Paul Audi : “Je suis obsédé par la nécessité de libérer la liberté en moi”
Dans son nouvel ouvrage, Troublante Identité (Stock, 2022), Paul Audi cherche à comprendre ce qui ne va pas chez lui depuis des années : la honte de soi, l’ambivalence de son rapport à son pays natal, le Liban. Mais le philosophe veut à échapper à toute réduction identitaire. Il revient ici sur ce travail d’une vie – une « éthique appliquée », animée par l’horizon de la liberté.
Votre livre, Troublante Identité, se penche sur ce que vous appelez “ce problème avec moi”, à savoir votre difficulté à définir votre identité. Qu’est-ce qui vous a poussé à vous lancer dans cette auto-analyse ?
Paul Audi : En mettant ce problème à découvert, j’ai pris le risque de me dévoiler, voire de me mettre à nu. Il y a eu un élément déclenchant : l’épreuve du deuil. Qu’on ne s’étonne pas que mon livre comporte des accents élégiaques : j’y assiste à un enterrement. De qui ? De quoi ? D’un certain moi sujet à une insurmontable haine de soi. Mais ce moi haï et, pour cette raison, haïssable, je me suis efforcé de l’enterrer à une période où j’ai dû dire trois fois adieu : il y a eu le décès de ma mère, d’abord, et je crois que je n’aurais pas eu l’idée d’écrire ce livre de son vivant ; celui de mon père, que j’ai anticipé car il était alors très gravement malade ; et puis il y a eu le deuil, surprenant pour moi, du Liban lui-même. Car ce pays n’est plus qu’un cadavre à la renverse. La vérité est que je ne m’attendais pas à éprouver un sentiment à la fois de colère et de chagrin devant cette mort que je voyais pourtant venir de loin, et qui est devenue soudain effective.
“L’identité en elle-même est réductrice. […] Ce que l’identité identifie dans l’être, c’est une particularité”

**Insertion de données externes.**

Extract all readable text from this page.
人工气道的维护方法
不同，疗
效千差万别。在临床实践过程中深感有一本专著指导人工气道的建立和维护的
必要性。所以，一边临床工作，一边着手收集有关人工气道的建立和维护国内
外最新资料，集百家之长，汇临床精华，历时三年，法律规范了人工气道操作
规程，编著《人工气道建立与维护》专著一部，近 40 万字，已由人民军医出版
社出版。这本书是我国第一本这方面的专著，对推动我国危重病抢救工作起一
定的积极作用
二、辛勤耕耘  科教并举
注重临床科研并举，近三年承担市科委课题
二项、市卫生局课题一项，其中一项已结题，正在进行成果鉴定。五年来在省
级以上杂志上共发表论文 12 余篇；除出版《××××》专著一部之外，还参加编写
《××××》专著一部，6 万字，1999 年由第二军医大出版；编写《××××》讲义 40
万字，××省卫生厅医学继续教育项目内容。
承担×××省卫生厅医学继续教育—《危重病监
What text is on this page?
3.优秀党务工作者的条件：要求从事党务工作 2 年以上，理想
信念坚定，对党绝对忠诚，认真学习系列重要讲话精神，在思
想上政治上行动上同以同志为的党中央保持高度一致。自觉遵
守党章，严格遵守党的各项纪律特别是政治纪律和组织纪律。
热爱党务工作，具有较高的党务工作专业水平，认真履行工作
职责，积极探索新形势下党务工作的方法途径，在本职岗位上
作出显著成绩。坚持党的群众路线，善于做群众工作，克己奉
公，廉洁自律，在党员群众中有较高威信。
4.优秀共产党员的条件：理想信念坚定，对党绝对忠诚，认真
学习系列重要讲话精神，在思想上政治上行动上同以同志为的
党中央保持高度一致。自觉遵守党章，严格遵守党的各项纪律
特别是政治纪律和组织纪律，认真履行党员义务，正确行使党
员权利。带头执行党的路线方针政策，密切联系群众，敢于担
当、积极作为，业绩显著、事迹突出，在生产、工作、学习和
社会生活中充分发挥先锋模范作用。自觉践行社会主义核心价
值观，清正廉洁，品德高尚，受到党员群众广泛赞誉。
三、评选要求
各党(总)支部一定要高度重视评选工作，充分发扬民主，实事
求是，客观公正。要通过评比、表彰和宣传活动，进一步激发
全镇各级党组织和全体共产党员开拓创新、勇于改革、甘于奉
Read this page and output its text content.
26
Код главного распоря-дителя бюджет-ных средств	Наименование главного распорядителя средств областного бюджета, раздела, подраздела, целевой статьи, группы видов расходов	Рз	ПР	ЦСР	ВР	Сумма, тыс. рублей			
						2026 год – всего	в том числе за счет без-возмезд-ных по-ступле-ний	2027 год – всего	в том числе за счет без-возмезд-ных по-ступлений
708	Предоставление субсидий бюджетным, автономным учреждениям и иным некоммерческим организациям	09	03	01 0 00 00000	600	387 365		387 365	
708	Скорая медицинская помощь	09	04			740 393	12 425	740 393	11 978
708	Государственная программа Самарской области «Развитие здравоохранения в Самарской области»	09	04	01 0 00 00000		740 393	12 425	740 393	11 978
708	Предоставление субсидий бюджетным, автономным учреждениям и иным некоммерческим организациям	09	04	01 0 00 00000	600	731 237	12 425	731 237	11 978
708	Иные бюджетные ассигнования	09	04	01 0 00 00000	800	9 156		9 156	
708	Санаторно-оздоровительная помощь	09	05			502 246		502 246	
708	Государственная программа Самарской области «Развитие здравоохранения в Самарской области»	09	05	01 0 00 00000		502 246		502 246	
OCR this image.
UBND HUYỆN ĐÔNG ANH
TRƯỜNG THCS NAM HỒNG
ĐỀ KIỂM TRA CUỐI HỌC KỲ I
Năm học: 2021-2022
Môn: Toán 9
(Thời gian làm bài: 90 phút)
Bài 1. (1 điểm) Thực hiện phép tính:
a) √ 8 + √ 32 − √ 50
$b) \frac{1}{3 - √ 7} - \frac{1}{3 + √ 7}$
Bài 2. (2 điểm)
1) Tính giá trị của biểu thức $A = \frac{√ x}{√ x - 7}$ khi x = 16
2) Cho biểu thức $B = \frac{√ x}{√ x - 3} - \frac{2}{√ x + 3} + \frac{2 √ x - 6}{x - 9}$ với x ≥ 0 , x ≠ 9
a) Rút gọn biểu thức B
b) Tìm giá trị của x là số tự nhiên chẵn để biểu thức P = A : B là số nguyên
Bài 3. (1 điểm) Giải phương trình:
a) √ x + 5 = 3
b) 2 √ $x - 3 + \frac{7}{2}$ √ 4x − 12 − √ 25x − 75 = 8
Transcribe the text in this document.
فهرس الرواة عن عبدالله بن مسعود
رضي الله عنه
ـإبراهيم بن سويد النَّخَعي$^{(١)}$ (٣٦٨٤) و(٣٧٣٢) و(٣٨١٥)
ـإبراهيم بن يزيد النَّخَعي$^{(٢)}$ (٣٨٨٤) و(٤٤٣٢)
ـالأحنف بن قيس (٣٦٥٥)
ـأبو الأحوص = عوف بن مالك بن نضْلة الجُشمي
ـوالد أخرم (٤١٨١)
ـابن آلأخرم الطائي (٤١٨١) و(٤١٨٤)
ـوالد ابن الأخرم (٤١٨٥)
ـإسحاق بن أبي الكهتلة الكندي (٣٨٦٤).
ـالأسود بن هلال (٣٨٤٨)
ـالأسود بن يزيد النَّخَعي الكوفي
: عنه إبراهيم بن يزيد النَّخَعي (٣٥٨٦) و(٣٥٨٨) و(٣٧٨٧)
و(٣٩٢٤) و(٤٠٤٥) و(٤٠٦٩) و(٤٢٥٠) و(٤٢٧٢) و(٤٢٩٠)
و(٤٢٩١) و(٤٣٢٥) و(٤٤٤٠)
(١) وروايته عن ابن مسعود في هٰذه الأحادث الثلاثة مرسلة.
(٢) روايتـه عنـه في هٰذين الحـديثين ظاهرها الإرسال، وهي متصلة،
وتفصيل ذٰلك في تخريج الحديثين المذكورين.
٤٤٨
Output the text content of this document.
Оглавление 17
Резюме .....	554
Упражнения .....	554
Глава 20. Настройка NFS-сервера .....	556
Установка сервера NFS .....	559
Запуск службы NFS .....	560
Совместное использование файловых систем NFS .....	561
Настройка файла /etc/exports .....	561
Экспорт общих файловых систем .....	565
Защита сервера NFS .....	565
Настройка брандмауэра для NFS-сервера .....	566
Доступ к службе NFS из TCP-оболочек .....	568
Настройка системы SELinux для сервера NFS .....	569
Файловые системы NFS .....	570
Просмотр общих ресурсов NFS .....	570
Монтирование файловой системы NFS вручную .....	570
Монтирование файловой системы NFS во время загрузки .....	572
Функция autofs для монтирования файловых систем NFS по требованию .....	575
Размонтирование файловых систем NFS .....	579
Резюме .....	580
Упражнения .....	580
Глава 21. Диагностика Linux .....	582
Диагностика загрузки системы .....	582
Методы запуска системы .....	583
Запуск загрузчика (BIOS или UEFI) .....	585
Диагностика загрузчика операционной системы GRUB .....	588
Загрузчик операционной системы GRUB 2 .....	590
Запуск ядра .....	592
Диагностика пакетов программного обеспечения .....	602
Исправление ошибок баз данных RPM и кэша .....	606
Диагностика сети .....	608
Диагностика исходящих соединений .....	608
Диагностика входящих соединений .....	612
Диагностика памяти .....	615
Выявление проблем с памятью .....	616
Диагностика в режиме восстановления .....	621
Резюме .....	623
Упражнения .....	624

Qu’est-ce que ces trois deuils ont réactivé chez vous ?
Ces trois deuils ont réactivé des affects profonds, qui m’ont renvoyé à mon adolescence, lorsque j’ai eu pour la première fois la sensation fracassante qu’un pays pouvait être enseveli corps et biens, comme ce fut le cas du Liban sous les décombres d’une guerre civile. C’est là une expérience unique, et effrayante, que j’ai ressentie à l’âge de 12-13 ans, peu de temps après m’être installé en France. J’ai très vite senti que les Libanais, ces champions de la survie, ne s’en relèveraient jamais. Hélas ! L’histoire m’a, depuis, donné raison, comme elle a donné raison à tous ces Libanais qui, réfugiés à l’étranger, se sont convaincus, parfois à leur corps défendant, que leur avenir devait se jouer ailleurs.
Qu’est ce qui ne collait pas dans votre adolescence, après que vous avez été naturalisé Français ?
Ce qui ne collait pas, c’était de ne pouvoir jamais être à la hauteur de la dette qu’il m’incombait d’acquitter. En arrivant à Paris et en reconnaissant la France comme mon pays, comme quelque chose qui m’attendait et que j’attendais secrètement depuis ma naissance, j’ai éprouvé un sentiment de gratitude infinie. Mais toutes les choses que je pouvais dire ou faire ne l’exprimaient pas comme il l’aurait fallu. Que je reconnaisse que ce défaut est dans l’ordre des choses m’a pris un certain temps. Entretemps, ce sentiment de dette a donné lieu à ce que j’appelle le « syndrome du naturalisé », qui ne m’a pas lâché d’une semelle. J’entends par là le fait de vouloir sans cesse sinon briller, du moins ne pas démériter aux yeux de la mère d’adoption. Cela produit une surenchère : on se veut plus français que les Français, sans mesurer à quel point c’est absurde.